Değerli dostlar, zaman hızla akıp gidiyor. Yurtdışına işgücü göçünün üzerinden tam 60 yıl geçti. Bugün Türkeli ilçe merkezinde olsun bağlı köylerinde olsun yurtdışına göçün izlerini görmemek mümkün değil. Dahası bugünkü kentsel görünümün ortaya çıkmasında da birinci derecede bu göç etkili oldu.
Diğer husus Türkeli bina yoğunluğu olarak artık adım atılamaz hale geldi. Eskiden çayı sınırlayan set ötelendi araya küçük sanayi sitesi girdi, spor alanları ve garaj girdi. Yer kalmayınca güneye (Hamamlı’ya) doğru yapılaşma çay boyu devam ediyor. Doğu-batı yönde mümkün değil çünkü heyelan sahaları buna imkân vermiyor.
Belediye ırmak boyunu düzenliyor, merkezi yönetim ise sahil yolu çevresine yeşil alanlar kazandıracak (tam olarak ne yapacağı belli değil ama iyi bir şey yapmasını umalım). Kısacası betona boğulan ilçe merkezine nefes aldıracak çalışmalar yapılıyor, yapılacak.
Bu arada Hacıağaç yaylası ve ormanlık alanların tanıtımı yapılarak yörede turizm canlandırılmaya, ilçe halkı için alternatif rekreasyon mekânları oluşturulmaya çalışılıyor.
Bunlar önemli gelişmeler. Yeterli mi? Hayır. Bir yerleşme düşünün ki geçmişle bağı yok. Nerden gelmiş nereye gidiyor belli değil. Neydiniz ne oldunuz sorusunun cevabı net değil. Dünyada gelişmiş ve gelişmekte olan ülkelerde bu soruların cevabı müzelerde aranır. Özellikle de kent müzelerinde. Bu nedenle müzeler küçük büyük her yerleşmenin adeta birer hafızasıdırlar. Lafı uzatmaya gerek yok Türkeli’nde de bu bir ihtiyaçtır. Bugün girişimlerde bulunulmaz gerekli adımlar atılmazsa yarın geç kalınmış olacaktır.
Türkeli’ne bir müze yapılacaksa bu müzenin asıl içeriği ne olmalıdır sorusunun cevabı bence “yurtdışına göç” olmalıdır. Çünkü ilçemizin günümüzdeki halinin yegâne sebebi yurtdışına göç sürecidir. İlk gidenler 20 yaşında bile olsa bugün o kişiler 80’ini doldurdular. Bu şu demek; hafıza yok olmaya başladı.
Diyorum ki bir an önce bir “kent müzesi” çalışmasına başlayalım.

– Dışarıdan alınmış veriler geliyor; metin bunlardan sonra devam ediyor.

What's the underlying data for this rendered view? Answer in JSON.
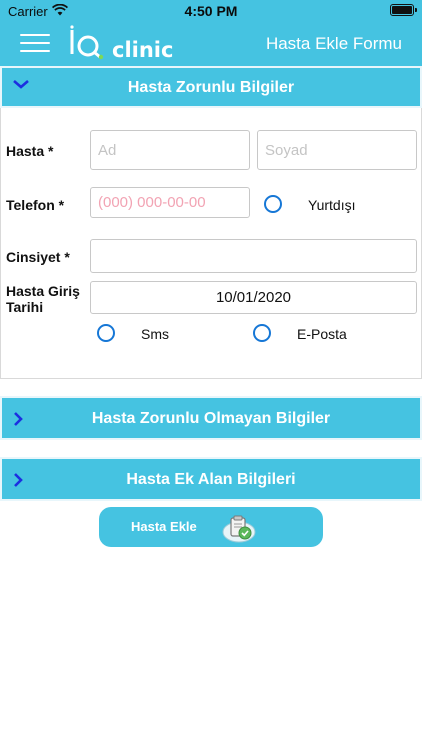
{
  "status_bar": {
    "carrier": "Carrier",
    "time": "4:50 PM"
  },
  "nav": {
    "title": "Hasta Ekle Formu",
    "logo_text": "clinic",
    "logo_mark": "IQ"
  },
  "sections": {
    "required": {
      "title": "Hasta Zorunlu Bilgiler",
      "expanded": true
    },
    "optional": {
      "title": "Hasta Zorunlu Olmayan Bilgiler",
      "expanded": false
    },
    "extra": {
      "title": "Hasta Ek Alan Bilgileri",
      "expanded": false
    }
  },
  "form": {
    "hasta_label": "Hasta *",
    "ad_placeholder": "Ad",
    "soyad_placeholder": "Soyad",
    "telefon_label": "Telefon *",
    "telefon_placeholder": "(000) 000-00-00",
    "yurtdisi_label": "Yurtdışı",
    "cinsiyet_label": "Cinsiyet *",
    "cinsiyet_value": "",
    "giris_label": "Hasta Giriş Tarihi",
    "giris_value": "10/01/2020",
    "sms_label": "Sms",
    "eposta_label": "E-Posta"
  },
  "submit": {
    "label": "Hasta Ekle",
    "icon": "add-patient-icon"
  },
  "colors": {
    "accent": "#45c3e1",
    "radio": "#1677d6",
    "chevron": "#1c2fe0"
  }
}
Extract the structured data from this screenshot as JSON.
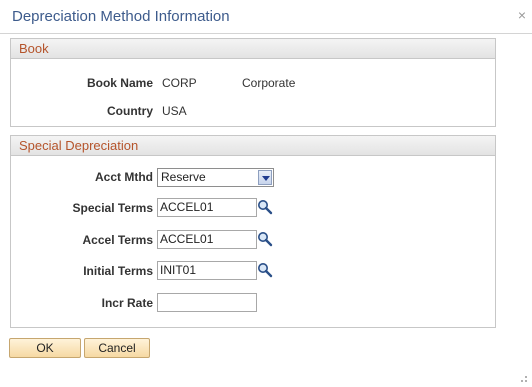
{
  "window": {
    "title": "Depreciation Method Information",
    "close_glyph": "×"
  },
  "book": {
    "header": "Book",
    "book_name_label": "Book Name",
    "book_name_value": "CORP",
    "book_description": "Corporate",
    "country_label": "Country",
    "country_value": "USA"
  },
  "special": {
    "header": "Special Depreciation",
    "acct_mthd_label": "Acct Mthd",
    "acct_mthd_value": "Reserve",
    "special_terms_label": "Special Terms",
    "special_terms_value": "ACCEL01",
    "accel_terms_label": "Accel Terms",
    "accel_terms_value": "ACCEL01",
    "initial_terms_label": "Initial Terms",
    "initial_terms_value": "INIT01",
    "incr_rate_label": "Incr Rate",
    "incr_rate_value": ""
  },
  "buttons": {
    "ok": "OK",
    "cancel": "Cancel"
  },
  "colors": {
    "title": "#3d5b8c",
    "group_header": "#b5542b",
    "button_bg": "#f6d9a3"
  }
}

Dört dörtlük olmasa da gelişmeye / geliştirilmeye müsait bir bina bulalım, malzemeleri toplayalım. Göçe katılan ilk gruptan kalanlar ya da onların varislerinden yardım isteyelim. Hatıraları yazalım, getirdikleri hediyeliklerden, eşyalardan kalanları derleyelim.
Unutulmamalıdır ki göç kalıcı hale gelmeye başladı. Herkes emekliliğinde Türkeli’ne gelmeyecek. Almanya ve diğer Avrupa ülkelerinde Türk mezarlıkları oluşmaya başladı bile. Bu süreç hızlanarak devam edecek.
Diyorum ki, daha geç olmadan müze faaliyetlerine başlayalım. Bu müze Avrupa ile Türkeli (dolayısıyla Türkiye) arasında bir köprü olsun. Yarın bir gün Batı Karadeniz turuna çıkanlar da dahil, yurtdışından turist gibi gelip giden eski hemşehrilerimize, kesin dönüş yapmış olanların kendileri ve torunlarına bu göç süreci ve bu süreçte yaşananları gösterelim. Bu yönü ile Türkeli Türkiye’ye örnek olsun. Bu müze Türkeli’ne has olsun, Türkeli bu müzesiyle Türkiye’de tek olsun.
Var mısınız?
Ağzına sağlık hocam güzel fikir geldiğinde görüşelim hocam
Teşekkürler güzel bir konuya değinmişsiniz. Geçmişini bilmeyen geleceği yönlendiremez.